The bill substantially tightens vetting, reporting, and enforcement to bolster national security and program integrity, but it does so by imposing significant new privacy exposure, administrative and compliance costs, and access restrictions that will disrupt many international students and smaller educational institutions.
Colleges, universities, DHS, and visa adjudicators — strengthen vetting and fraud prevention across the student-visa system (background checks, promoter registration, immediate suspension/ban authority, transparency about foreign funding, and restrictions on high-risk enrollments), reducing visa fraud and risks to sensitive research and infrastructure.
Schools, sponsors, and nonimmigrant students — get clearer, more consistent rules and reporting triggers (who must be reported, enrollment/non-enrollment timing, authorized-stay end dates, and limits on what training counts), reducing ambiguity for compliance and adjudication.
International students and institutions — move toward a consolidated, person-centric, paperless SEVIS system and standardized data points (e.g., tuition-payment dates), which should reduce duplicate records, streamline tracking, and simplify some administrative processes.
Millions of prospective and current international students (including citizens of designated countries and those on non-F/J/M visas) — may be barred from or lose access to U.S. training and education (broad country-based exclusions and tightened eligibility), disrupting careers, study plans, and family arrangements.
Small, new, or non‑accredited institutions and flight schools — face potentially severe revenue loss, higher compliance costs, or loss of ability to enroll international students due to accreditation, FAA, disclosure, and certification requirements, harming local economies and program availability.
International students and institutions — encounter increased government data collection, centralized person-centric records, and expanded DHS access/exemptions from disclosure, elevating privacy risks and deterring some students from studying in the U.S.
Based on analysis of 23 sections of legislative text.
Tightens screening, reporting, accreditation, and visa limits for foreign students; restricts certain nationals and fields of study; modernizes SEVIS; and increases penalties for fraud.

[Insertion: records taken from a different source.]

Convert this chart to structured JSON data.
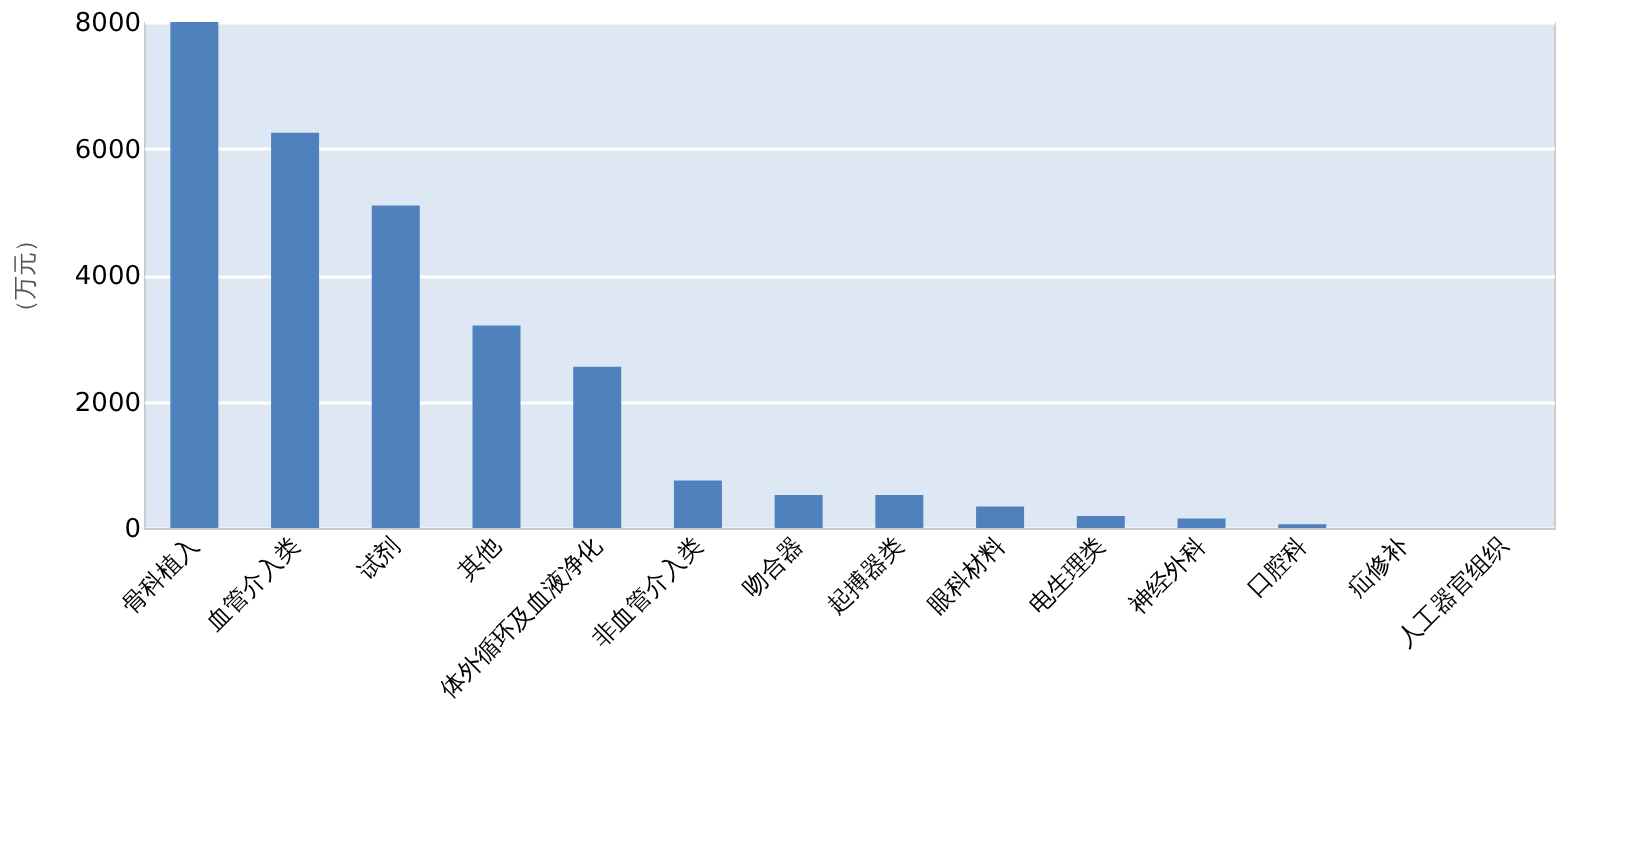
{
  "chart_data": {
    "type": "bar",
    "ylabel": "（万元）",
    "categories": [
      "骨科植入",
      "血管介入类",
      "试剂",
      "其他",
      "体外循环及血液净化",
      "非血管介入类",
      "吻合器",
      "起搏器类",
      "眼科材料",
      "电生理类",
      "神经外科",
      "口腔科",
      "疝修补",
      "人工器官组织"
    ],
    "values": [
      8000,
      6250,
      5100,
      3200,
      2550,
      750,
      520,
      520,
      340,
      190,
      150,
      60,
      0,
      0
    ],
    "color": "#4f81bd",
    "ylim": [
      0,
      8000
    ],
    "yticks": [
      0,
      2000,
      4000,
      6000,
      8000
    ],
    "grid": "y"
  }
}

Introduced July 30, 2025 by Thomas Hawley Tuberville · Last progress July 30, 2025
Tightens rules for foreign students, schools, and exchange programs by raising screening, reporting, and accreditation requirements; restricting which visa classes can be used for language and flight training; and banning or limiting students from certain countries from particular fields of study. It requires SEVIS modernization, increases criminal and civil penalties for fraud or reporting failures, imposes background and citizenship checks for school officials and recruiters, and authorizes DHS/State to suspend or revoke program approvals for noncompliance.